The northern wing (the kibla wing-prayer house):
This wing is rectangular in shape. It contains columns connected by arches. The columns are cylindrical and multifaceted. Some of them have lotus-shaped crowns and others are multifaceted. In the middle of the kibla wall, there is the imam mihrab, and a pointed arch overhead supported by two decorated columns. Each of them has a crown. The arches have repeated hexagonal patterns on them. The lower parts of the mihrab threshold are covered with floral shapes.
The kibla wing has three doors opening into the prayer yard, and Ottoman style arches stretch over the doors.
The wings:
The eastern wing contains a row of seven columns carrying pointed arches that meet vertically with the kibla wall. On the eastern side of the wall, a door leads out of the mosque and another into the library. A southern door leads into the prayer yard.
The western wing resembles the eastern wing. However, its western side has several doors leading out of the mosque as well as four windows.

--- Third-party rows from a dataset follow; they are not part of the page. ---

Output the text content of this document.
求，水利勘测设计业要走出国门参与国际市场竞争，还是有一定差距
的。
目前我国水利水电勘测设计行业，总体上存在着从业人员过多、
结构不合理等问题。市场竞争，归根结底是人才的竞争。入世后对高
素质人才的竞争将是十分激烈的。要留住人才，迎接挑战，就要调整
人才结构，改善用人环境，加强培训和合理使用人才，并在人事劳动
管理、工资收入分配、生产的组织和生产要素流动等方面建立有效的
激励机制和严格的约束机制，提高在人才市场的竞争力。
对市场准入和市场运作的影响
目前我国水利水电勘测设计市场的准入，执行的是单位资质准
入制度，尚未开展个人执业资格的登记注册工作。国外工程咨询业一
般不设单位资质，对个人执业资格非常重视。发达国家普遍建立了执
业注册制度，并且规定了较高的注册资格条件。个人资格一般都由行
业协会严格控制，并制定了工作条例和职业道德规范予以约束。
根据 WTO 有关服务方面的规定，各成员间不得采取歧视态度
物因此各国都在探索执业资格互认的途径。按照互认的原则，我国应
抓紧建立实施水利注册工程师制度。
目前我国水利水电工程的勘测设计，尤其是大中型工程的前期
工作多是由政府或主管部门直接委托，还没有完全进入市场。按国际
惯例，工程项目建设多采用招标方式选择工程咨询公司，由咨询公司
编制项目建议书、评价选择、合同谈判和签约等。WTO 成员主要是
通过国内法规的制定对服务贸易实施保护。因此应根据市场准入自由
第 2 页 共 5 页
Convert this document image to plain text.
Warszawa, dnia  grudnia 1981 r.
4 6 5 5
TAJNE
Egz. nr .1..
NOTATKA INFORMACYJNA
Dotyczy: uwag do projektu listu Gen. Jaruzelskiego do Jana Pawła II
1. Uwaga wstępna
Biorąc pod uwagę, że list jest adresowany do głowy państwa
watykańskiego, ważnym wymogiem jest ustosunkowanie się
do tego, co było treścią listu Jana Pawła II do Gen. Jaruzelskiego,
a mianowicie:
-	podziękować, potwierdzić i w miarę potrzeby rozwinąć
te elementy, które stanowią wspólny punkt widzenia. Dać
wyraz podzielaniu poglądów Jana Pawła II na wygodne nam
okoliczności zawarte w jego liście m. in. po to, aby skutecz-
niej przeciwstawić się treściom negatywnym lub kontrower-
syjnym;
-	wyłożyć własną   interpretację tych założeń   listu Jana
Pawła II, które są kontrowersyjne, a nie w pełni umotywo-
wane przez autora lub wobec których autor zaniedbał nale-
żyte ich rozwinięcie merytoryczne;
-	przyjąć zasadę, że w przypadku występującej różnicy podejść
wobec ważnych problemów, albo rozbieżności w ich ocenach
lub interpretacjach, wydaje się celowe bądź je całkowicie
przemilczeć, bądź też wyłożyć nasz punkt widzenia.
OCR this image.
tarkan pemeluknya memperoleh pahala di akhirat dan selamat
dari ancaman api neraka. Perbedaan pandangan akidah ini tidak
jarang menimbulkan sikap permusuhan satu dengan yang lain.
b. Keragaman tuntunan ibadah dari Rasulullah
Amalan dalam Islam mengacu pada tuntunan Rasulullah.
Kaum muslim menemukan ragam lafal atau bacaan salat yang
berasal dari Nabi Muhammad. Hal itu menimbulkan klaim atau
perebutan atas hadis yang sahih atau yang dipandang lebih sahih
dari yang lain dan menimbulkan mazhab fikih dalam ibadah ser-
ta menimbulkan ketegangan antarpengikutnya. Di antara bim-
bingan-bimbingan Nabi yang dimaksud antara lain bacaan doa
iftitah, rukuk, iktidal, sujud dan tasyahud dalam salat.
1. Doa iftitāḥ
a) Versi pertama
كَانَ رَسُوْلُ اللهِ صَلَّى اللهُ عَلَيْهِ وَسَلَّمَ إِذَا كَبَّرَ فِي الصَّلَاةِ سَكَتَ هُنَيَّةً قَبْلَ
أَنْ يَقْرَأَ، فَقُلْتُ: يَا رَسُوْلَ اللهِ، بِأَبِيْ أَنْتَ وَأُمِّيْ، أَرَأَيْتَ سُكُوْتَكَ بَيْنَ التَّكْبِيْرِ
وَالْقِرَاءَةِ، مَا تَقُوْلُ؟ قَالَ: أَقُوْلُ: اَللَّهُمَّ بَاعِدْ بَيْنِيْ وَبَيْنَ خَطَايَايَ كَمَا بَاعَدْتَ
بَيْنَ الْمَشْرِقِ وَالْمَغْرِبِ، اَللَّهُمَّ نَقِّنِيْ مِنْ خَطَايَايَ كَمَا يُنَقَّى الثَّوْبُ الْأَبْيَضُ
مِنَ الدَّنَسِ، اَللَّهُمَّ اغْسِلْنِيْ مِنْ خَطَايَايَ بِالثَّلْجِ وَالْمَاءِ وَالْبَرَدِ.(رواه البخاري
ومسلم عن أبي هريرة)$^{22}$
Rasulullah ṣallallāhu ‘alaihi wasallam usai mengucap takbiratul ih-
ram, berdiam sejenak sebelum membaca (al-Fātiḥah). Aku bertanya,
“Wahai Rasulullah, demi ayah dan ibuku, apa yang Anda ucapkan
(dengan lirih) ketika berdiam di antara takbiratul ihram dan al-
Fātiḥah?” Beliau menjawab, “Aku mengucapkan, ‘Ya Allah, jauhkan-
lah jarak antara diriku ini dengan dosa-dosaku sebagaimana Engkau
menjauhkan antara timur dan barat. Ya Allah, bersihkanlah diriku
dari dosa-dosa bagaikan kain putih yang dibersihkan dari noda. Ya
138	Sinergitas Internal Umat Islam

The southern wing consists of eight columns carrying pointed arches that go in parallel to the kibla wall. There are three doors in its southern wall leading into the eastern wing and two others into the western wing. Ion the middle of the southern wing, there is a decorated mihrab. The wing's southern wall opens three doors onto the yard.
The minaret is located in the southwestern corner. It collapsed sixty years ago and was rebuilt in 1343 Hejri. The minaret has a large square stone base. There is a door leading up the minaret. The minaret is mainly built of baked bricks decorated with a multitude of floral patterns.
Current condition:
Al-Rawdhah is a small town and enjoys many tourist potentials. It is surrounded by gardens and vine farms. It features two distinctive types of Yemeni architecture:
The first one is consisted in buildings, forts and walls which are made up of clay mixed with hay. The second covers palaces, and buildings dating back to early 20th century. They are made up of well-shaped stones.
However, the most important landmark of Al-Rawdhah is the Grand Mosque which is still in a good condition.
Al-Abbas Mosque
Located in Asnaf, Khawlan district, it is 20 kilometers to the southerast of Sana'a, exactly two kilometers to the south of Asnaf village.
The mosque dates back to the 6th Hejri century. Being also a shrine, the mosque is named after an Abbas whose identity could not be detected in books of history and biographies.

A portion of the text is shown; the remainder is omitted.